In the late 1990's I had a breakdown that ultimately led me - through a journey that took me away from depression - to a new career in photography. What made the grit of the dark days worthwhile was a little pearl of insight that helped me move forward- a new way of seeing and interacting with things - more sensual, emotive and visual.
In 2003 a letter dropped onto the mat of my home in Rochdale that started the thread of a journey that led directly to this digest. It told me that I'd won a prize: the Harold Samuel Prize for my thesis on Genius Loci in Architecture. In the scheme of things, it wasn't anything to shout about, but to me, it felt as though I'd won an Oscar.
My tutor told me at the awards that he hadn't seen anybody approach our built environment in that way before - through the ways that it impacts us emotionally.
"I think that your work is a fresh perspective." He said.
My prize on that day? A 300mm lens, but more importantly: a feeling of affirmation - that I was on the right path.
Many years later at Stowe House I gave a photography masterclass. At the class, I reduced the usual focus on the tech elements and, instead, taught the students new ways of experiencing their environment. The photography inspiration for the students would come from, and be driven by, new perspectives.
A participant, Nick Morris, contacted me afterwards and said that he had started to see his world differently - that the mundanity of his home town was now alive with possibilities. It was a kind thing to say, and it encouraged me to continue towards this digest.
The combination of photography and architecture and new ways of seeing has been infused into this Genius Loci Digest.
It has become my centre of gravity.
This digest is a protest, a counter-narrative and an antidote to these uncertain times, and my photography is another way of telling. It says that these things matter, that they contribute to the quality of our lives, our wellbeing and our identity. It tells us that there are many nuanced layers to the past and to us, as human beings. We can learn and grow from that.

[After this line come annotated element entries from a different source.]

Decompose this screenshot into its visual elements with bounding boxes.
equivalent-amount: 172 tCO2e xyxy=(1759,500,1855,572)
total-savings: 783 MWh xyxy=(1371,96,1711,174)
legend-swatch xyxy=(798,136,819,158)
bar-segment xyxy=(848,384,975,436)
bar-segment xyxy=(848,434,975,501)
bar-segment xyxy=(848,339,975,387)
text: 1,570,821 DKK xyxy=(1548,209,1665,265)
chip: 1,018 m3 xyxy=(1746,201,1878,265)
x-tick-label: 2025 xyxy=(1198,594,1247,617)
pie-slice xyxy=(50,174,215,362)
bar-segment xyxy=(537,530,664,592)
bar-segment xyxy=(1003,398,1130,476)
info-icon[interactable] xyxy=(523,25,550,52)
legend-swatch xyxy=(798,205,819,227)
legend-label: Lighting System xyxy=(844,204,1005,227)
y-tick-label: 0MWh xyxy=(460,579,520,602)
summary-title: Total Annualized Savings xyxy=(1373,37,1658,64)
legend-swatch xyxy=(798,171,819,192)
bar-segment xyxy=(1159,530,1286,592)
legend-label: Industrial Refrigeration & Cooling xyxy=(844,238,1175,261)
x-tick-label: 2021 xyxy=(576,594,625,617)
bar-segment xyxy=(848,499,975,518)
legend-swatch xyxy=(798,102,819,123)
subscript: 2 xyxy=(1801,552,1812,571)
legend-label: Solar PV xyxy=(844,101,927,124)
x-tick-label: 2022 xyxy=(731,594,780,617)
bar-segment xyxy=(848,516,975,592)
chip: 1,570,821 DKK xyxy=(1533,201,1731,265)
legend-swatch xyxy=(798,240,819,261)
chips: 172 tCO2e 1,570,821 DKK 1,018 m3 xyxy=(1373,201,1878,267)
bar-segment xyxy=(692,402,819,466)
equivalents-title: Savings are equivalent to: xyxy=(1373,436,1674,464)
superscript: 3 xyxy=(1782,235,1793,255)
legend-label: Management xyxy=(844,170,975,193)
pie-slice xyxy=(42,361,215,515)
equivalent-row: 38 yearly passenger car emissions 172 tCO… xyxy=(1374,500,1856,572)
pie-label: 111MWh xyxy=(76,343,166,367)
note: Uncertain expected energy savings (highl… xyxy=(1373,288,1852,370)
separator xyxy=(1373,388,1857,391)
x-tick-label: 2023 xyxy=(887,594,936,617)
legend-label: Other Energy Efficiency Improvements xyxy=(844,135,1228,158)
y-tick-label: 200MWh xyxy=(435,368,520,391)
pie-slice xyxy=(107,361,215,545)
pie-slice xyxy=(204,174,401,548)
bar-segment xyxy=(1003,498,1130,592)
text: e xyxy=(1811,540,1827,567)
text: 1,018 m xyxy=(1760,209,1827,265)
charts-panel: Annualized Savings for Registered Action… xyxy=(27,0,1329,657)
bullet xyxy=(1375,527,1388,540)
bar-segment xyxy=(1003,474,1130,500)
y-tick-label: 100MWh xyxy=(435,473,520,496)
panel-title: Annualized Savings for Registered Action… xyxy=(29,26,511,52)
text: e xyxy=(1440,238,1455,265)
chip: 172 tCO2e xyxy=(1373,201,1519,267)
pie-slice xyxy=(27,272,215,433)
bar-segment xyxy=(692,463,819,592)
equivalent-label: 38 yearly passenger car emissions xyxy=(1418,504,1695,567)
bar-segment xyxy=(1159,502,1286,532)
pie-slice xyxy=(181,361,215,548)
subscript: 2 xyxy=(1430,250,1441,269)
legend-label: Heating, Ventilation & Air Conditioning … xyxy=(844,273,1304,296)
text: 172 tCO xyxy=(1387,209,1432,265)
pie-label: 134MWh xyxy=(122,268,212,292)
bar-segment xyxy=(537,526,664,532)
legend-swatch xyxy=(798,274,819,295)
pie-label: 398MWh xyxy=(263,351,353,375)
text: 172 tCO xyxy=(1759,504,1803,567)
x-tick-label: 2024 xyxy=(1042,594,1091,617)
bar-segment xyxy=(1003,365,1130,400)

In a fast changing world this digest focuses on slow time, refinement, relevancy, and ultimately continuity.
This digest revels in the in-between, the transitional, the presence of absence. My camera with its dials and knobs and sharp focus has taken me into the blur of things. Because something can't be measured it doesn't mean that it isn't there. The spirit of things, the essence of place is as real as my shutter button.
It wasn't until my camera had taught me these things that I understood Terry Pratchett's words in Hogfather:
"Then take the universe and grind it down to the finest powder and sieve it through the finest sieve and then show me one atom of justice, one molecule of mercy."
From the deft cut of a finial to the hammered arc of an iron latch - our ancestors have been remonstrating with the vagaries of their times through the flourishes that took the mundane beyond the practical. They are saying 'I am here, I am relevant'.
With my camera, I seek out their whispers captured in the material record.
Their material record is our inheritance, it is saturated with meaning, and it still has lessons to teach us.
It’s worth repeating Graham Clarke’s words from his book The Photograph:
"The act of taking a photograph fixes time, but it also steals time, establishes a hold on the past in which history is sealed, so to speak, in a continuous present."
The last 18 months has seen the digest grow with over 1000 subscribers. I get mail (both virtual and physical) from all over the world and people have told me that it has helped them through difficult times. It has also re-connected expats to their favourite places. It has led to new friendships, new discoveries and to the possibility of a new strand in my career.
I love everything about making the digest, from the trip planning, to the photography, to the writing. I hope that you get a taste and sense of the places and people I visit - and their wisdom.
The members subscriptions help keep this digest free and public facing and also help keep Woody on the road (keeping Woody on the road, I have to admit, is my greatest anxiety).
I'd like to take the opportunity to say thank you to all subscribers for making this journey worthwhile.